China-based biotech BeiGene Therapeutics recently announced FDA approval of its small molecule Bruton tyrosine kinase inhibitor (BTKi), Brukinsa (zanubrutinib), for patients with chronic lymphocytic leukaemia (CLL) or small lymphocytic lymphoma (SLL). This is the fourth indication for which Brukinsa has received regulatory approval, with the small molecule inhibitor already marketed for Waldenström macroglobulinemia, mantle cell lymphoma, and marginal zone lymphoma. CLL is an indolent B-cell malignancy and is the most common adult leukaemia in the US, with approximately 20,000 new cases expected to be diagnosed in 2023. Many CLL patients are asymptomatic and don’t require treatment while others require therapy indefinitely until disease progression or toxicity. BTKis have become the standard of care for symptomatic CLL/SLL patients with high-risk disease, since the approval of AbbVie and Johnson & Johnson’s Imbruvica (ibrutinib) almost a decade ago.
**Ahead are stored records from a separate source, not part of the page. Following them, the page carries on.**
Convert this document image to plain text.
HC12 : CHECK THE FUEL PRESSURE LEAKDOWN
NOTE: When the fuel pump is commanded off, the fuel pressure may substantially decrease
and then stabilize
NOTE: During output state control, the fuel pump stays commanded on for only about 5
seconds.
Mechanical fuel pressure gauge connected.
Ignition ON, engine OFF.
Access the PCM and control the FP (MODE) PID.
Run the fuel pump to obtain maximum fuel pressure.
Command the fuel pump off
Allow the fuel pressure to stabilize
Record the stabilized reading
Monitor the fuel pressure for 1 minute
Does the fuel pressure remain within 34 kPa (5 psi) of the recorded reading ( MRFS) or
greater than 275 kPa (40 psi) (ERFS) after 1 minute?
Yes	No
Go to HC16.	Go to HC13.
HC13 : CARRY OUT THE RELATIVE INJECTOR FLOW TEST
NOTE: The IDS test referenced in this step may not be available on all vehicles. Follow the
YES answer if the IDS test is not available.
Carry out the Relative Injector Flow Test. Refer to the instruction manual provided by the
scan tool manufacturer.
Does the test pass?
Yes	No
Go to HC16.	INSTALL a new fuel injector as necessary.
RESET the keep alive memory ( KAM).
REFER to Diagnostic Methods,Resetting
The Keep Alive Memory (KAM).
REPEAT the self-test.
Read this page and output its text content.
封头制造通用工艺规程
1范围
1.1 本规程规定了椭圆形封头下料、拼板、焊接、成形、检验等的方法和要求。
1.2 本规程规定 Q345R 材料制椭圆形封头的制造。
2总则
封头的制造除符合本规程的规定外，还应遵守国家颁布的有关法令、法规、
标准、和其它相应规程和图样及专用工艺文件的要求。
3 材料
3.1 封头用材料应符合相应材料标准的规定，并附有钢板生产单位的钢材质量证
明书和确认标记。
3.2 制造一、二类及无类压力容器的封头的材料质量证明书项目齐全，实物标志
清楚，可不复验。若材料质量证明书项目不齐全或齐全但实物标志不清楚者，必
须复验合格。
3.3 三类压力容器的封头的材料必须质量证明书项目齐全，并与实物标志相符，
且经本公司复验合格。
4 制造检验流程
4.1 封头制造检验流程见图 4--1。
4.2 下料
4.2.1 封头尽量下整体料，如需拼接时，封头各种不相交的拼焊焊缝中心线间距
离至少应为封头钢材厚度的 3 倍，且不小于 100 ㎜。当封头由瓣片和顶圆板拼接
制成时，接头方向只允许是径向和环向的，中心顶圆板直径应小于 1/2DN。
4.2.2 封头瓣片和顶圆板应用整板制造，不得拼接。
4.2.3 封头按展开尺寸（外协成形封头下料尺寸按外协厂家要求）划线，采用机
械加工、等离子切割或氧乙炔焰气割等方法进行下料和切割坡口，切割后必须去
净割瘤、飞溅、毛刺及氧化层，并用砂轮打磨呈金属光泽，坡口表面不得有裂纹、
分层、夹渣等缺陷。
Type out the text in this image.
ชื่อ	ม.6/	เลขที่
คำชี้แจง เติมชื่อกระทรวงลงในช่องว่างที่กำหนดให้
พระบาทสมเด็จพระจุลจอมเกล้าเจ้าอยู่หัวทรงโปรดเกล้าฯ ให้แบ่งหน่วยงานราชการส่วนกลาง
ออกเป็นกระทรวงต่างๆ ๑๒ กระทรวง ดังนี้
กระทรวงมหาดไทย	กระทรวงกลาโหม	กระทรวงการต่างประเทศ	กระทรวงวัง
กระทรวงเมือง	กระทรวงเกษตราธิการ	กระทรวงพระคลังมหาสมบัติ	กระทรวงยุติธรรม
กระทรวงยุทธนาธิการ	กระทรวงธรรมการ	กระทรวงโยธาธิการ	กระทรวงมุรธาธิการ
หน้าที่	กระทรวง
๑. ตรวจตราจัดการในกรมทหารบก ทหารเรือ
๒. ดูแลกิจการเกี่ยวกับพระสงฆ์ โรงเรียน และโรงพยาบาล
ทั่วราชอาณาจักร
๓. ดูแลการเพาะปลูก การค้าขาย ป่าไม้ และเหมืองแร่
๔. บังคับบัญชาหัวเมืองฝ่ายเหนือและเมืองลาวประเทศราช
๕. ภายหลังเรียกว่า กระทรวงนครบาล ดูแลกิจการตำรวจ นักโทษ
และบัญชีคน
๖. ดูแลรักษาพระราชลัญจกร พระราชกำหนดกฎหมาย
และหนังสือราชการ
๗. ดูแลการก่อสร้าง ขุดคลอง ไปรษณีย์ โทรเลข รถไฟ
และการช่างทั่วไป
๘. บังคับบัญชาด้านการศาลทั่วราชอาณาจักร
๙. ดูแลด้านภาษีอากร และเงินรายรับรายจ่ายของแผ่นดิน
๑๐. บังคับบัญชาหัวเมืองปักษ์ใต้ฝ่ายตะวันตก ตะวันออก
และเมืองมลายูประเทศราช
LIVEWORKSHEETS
Approval of Brukinsa was granted based on impressive results reported from two Phase lll trials. Efficacy for treatment-naïve patients was evaluated in the SEQUOIA study, in which a cohort of 479 patients randomly received either Brukinsa or the chemoimmunotherapy regimen of bendamustine + rituximab (BR). Median progression-free survival (PFS) was not reached in the Brukinsa arm while it was 33.7 months in the BR arm (hazard ratio [HR]: .42). In a separate cohort of previously untreated patients bearing a 17p deletion, a major risk prognosticator in CLL, the overall response rate (ORR) was 88%, with the median duration of response (DoR) not reached. Superiority over Imbruvica was demonstrated in the ALPINE study, in which 652 patients with relapsed or refractory CLL/SLL were randomised 1:1 to receive Brukinsa or Ibruvica. In the head-to-head study, PFS in the Brukinsa arm was superior to the Imbruvica arm (hazard ratio [HR]: .65). In addition to improving efficacy, the more selective BTK inhibition achieved with Brukinsa led to a significantly lower incidence of cardiovascular adverse events, with 3.7% of patients treated with Brukinsa experiencing atrial fibrillation versus 12% with Imbruvica.
Imbruvica’s net revenue sales for the third quarter of 2022 were $1.14bn, a 17% decrease from the previous year. These figures are expected to decrease further as Brukinsa, which had $155.5m in sales in the same quarter, will now take a sizeable share of Imbruvica’s sales. Additionally, BeiGene is evaluating Brukinsa as a first-line therapy in combination with BGB-11417, the company’s BCL-2 inhibitor, which could further increase Brukinsa’s sales. The combination of Brukinsa with a BCL-2 inhibitor in the first-line setting is also being investigated in the SEQUIOA study with Abbvie’s Venclexta (veneotclax), with an ORR of 96.8% reported for high-risk Del 17p patients.
AstraZeneca’s second-generation BTKi Calquence (acalabrutinib) has a first-to-market advantage and will challenge Brukinsa’s market adoption. Further competition will likely come from third-generation BTKis in late-stage development, such as Eli Lilly’s LOXO-305 (pirtobrutinib). These third-generation, noncovalent BTKis in the pipeline have a theoretical advantage over the currently marketed BTKis (Imbruvica, Calquence, Brukinsa) because of their reversible binding that allows for higher BTK inhibition while also reducing off-target toxicity.